In any case, there appears to be simply no way Buhari, in spite of the global and local plaudits accorded him over his anti-corruption campaign, will build lasting Presidential legacy, if he did not undertake any serious restructuring plan capable of transforming the country.
He has come across to many as a strict disciplinarian. He must do things besides his war on corruption and security so as not to end up only as a corruption and security fighter.
Nigeria is deeply divided along ethnic, religious social and political lines. He has the onerous historical role of transforming her politically, economically, socially and in security.
The President may have been struck that while making their case, state governors made no references to local governments. Like the people, LGs live in the states.
And under the subsisting statutory revenue allocation formula, LGs, the third-tier of government takes 20 percent from the Federation Account, placing them on the first-line-charge like the FG and states.
Unfortunately LG money gets to them through state governors. Governors routinely abuse this abnormal construct: they may remit, partially remit, or not remit at all to their LGs. The confab addressed it by recommending that states create and manage their LGs.
The inclusion of LGs as tier of government is one of the many crisis-prone creations of the 1999 Constitution. The delegates gave states the right to create any number they want and run as they see fit.
The confab also came up with the Federal Government 42 percent: states 68 percent revenue allocation formula to strengthen states in their roles as federating units.They abolished security votes, saying budgets should be drawn for security to avoid the money being turned into slush funds for governors.
Increased derivation through devolution of powers between the FG and states was at the heart of the confab’s revenue 42:68 formula. They recommended states wishing to merge to do so under certain conditions. The 36-states structure, they noted, is too expensive.
“In Ethiopia, states pay taxes to Addis Ababa. If we did these 50 years ago why are we afraid? It is not working. States are helpless,” said a source.
The confab had adjusted the volume of functions and powers given the FG under the Exclusive Legislative List Second Schedule (Legislative Powers) of the 1999 Constitution.
It is a list of 68 items. The items listed under the section grants absolute economic rights to the FG as in mines and minerals, including oil fields, oil mining, geological surveys and natural gas (Item 39) – at the very root of most of the country’s political crisis.

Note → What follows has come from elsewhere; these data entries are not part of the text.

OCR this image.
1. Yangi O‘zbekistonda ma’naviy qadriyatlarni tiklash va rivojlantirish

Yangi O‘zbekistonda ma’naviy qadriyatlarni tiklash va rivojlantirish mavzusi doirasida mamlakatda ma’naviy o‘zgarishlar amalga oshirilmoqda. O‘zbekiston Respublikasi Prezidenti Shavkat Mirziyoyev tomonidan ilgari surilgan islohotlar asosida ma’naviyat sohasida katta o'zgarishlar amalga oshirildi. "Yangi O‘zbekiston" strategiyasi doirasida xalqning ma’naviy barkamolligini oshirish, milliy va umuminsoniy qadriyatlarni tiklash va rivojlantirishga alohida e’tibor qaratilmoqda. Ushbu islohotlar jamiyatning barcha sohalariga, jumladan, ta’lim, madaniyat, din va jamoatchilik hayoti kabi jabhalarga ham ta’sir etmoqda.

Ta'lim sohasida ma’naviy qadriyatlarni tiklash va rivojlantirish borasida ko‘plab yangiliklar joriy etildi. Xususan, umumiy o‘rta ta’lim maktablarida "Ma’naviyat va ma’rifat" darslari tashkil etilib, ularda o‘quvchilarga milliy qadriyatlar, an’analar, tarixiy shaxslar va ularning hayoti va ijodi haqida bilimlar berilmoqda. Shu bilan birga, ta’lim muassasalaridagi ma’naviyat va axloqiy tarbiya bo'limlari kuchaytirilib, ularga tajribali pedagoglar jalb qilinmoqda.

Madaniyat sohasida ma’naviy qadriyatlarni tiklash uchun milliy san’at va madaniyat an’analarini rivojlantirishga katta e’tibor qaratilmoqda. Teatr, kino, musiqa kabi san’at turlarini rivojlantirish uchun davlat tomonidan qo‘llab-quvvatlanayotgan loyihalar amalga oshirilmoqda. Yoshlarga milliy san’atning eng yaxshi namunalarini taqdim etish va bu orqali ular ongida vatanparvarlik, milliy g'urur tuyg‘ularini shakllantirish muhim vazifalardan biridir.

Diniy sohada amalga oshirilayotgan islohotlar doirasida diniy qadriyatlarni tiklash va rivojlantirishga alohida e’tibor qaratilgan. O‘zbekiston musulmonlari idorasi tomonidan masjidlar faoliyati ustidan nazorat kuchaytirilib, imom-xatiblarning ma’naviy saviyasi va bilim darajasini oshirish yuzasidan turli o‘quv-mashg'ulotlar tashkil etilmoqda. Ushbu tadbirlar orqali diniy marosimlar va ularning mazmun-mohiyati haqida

Also, under the Schedule is Concurrent list of 30 items mostly ancillary to the FG’s and under FG’s supervision are set forth for the states – making states subservient to the federal government as it negates the very essence of Federalism: separate and coordinate functions between centre and federating units.
On the troublesome issue of policing the country, an exclusive federal right, confab recommended state police; in addition to states creating other policing units like city (metropolitan police) and others for towns and local communities.
The 2014 conference inaugurated by Buhari’s predecessor, Goodluck Jonathan held March to August. It did a worth job in addressing the Nation’s Federalism concerns.
A tension-soaked parley, the Northern and Southern blocs most times found themselves pitted against each other.Still, Southwest, Southeast, South-south and “progressive” North-central states’ delegates and sometimes a sprinkling far-North colleague were able to strike some compromises leading to their report.
The 1999 Constitution is criticized as a deliberate creation of Hausa/Fulani Military oligarchy to foist domination on the rest of the country.
Buhari has never spoken a word about the report despite Jonathan dutifully handing it over to him. His Northern Hausa/Fulani base had consistently rejected it. He may never want to look at the report. But then, the country may never get that kind of opportunity again.